Stoddard saw it on the faces of the audience members, while Grau looked to the judge.

“I think we all knew it was a good performance when he looked at us and he hadn’t written anything on his paper,” she said.

Whitney said he told them the marker of a good performance is when you’re totally enveloped by it and forget about everything else. 

“He said that’s what we did for him,” she shared.

“He said he forgot he was judging,” added Martin.

As an audience member, Berns said it was a great experience.

“You just listen and have that moment where they pull you in,” she shared. “It doesn’t get any better.”

MFL MarMac music students received two “outstanding performances” last year, one for a vocal ensemble and the other for an instrumental solo. It was the first time the district had received the distinction since 2011. Both Berns and the students said that success drove them to strive for it again.

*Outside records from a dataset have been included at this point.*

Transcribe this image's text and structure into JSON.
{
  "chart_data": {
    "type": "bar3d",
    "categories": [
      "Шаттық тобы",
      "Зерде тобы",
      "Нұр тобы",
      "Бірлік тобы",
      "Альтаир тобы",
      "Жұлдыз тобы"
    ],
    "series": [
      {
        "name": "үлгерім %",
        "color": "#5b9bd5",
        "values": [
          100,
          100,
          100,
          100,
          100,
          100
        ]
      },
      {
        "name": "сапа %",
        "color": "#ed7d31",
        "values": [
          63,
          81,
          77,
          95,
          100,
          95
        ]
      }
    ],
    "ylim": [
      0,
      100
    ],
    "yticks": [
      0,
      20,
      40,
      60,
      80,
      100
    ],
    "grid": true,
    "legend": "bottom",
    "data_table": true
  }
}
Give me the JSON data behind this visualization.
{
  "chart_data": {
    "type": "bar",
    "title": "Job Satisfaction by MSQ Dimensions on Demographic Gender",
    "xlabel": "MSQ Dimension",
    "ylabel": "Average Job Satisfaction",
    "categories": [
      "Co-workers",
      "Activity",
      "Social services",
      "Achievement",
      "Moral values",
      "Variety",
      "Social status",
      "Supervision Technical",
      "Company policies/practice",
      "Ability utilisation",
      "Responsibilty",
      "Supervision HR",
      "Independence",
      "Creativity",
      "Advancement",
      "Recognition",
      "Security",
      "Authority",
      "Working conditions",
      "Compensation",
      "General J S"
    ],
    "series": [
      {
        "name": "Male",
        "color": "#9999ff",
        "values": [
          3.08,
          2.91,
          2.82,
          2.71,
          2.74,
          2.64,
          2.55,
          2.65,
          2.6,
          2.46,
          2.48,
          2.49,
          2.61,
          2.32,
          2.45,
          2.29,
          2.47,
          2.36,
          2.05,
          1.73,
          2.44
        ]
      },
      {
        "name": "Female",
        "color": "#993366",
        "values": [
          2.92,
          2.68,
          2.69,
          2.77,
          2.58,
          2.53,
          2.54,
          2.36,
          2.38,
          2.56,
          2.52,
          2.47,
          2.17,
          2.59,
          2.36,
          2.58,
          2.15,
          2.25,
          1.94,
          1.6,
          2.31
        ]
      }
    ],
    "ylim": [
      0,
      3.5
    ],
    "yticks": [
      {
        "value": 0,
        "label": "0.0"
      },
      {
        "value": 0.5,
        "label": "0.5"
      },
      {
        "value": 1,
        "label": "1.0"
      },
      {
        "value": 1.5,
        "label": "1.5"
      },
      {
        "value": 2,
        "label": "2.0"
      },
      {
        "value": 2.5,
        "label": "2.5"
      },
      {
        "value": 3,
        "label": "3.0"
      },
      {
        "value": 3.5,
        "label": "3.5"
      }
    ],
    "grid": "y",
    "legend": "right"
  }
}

“It was fun to go and get another ‘OP’ because we got one last year with ‘Requiem,’” stated Grady, who, with Zeeh, Grau and Whitney, was part of last year’s ensemble. “It was something I had personally made a goal for the day. We knew we’d get it with at least one song.”

Martin admitted they didn’t think it would necessarily be this one, however. Other pieces were more well prepared. But that may have been the downfall.

“I think, because they were well-prepared, we weren’t as focused on making everything as absolutely correct,” she said. “We weren’t quite as detail-oriented in some of those songs because we felt more confident, so we didn’t really hone in on some of the things we knew we needed to work on.”

Zeeh agreed that you can’t always rely on the pieces you think are going to do well.

“Sometimes the ones you don’t think are going to do well end up falling together. It’s kind of just luck that everything aligns,” she said. “I think that’s exactly what happened with this piece.”

The experience was especially meaningful for the seniors.

“This is our last year,” said Ammons, glancing at Zeeh, Grady and Martin, “so every single performance we had that day we were giving it all we had.”  

Whitney said the underclassmen will look to step into those seniors’ shoes next year and pull off an “outstanding performance” for the third year in a row.

“That’s our goal,” she expressed, “and we know we have the ability and dedication it takes to get that.” 

If you would like to hear the ensemble’s performance of “Caverns in the Clouds,” they will be one of the featured acts at the Friends of the Arts Dessert Showcase held this Sunday, April 14, from 4 to 6:30 p.m., in the high school auditorium.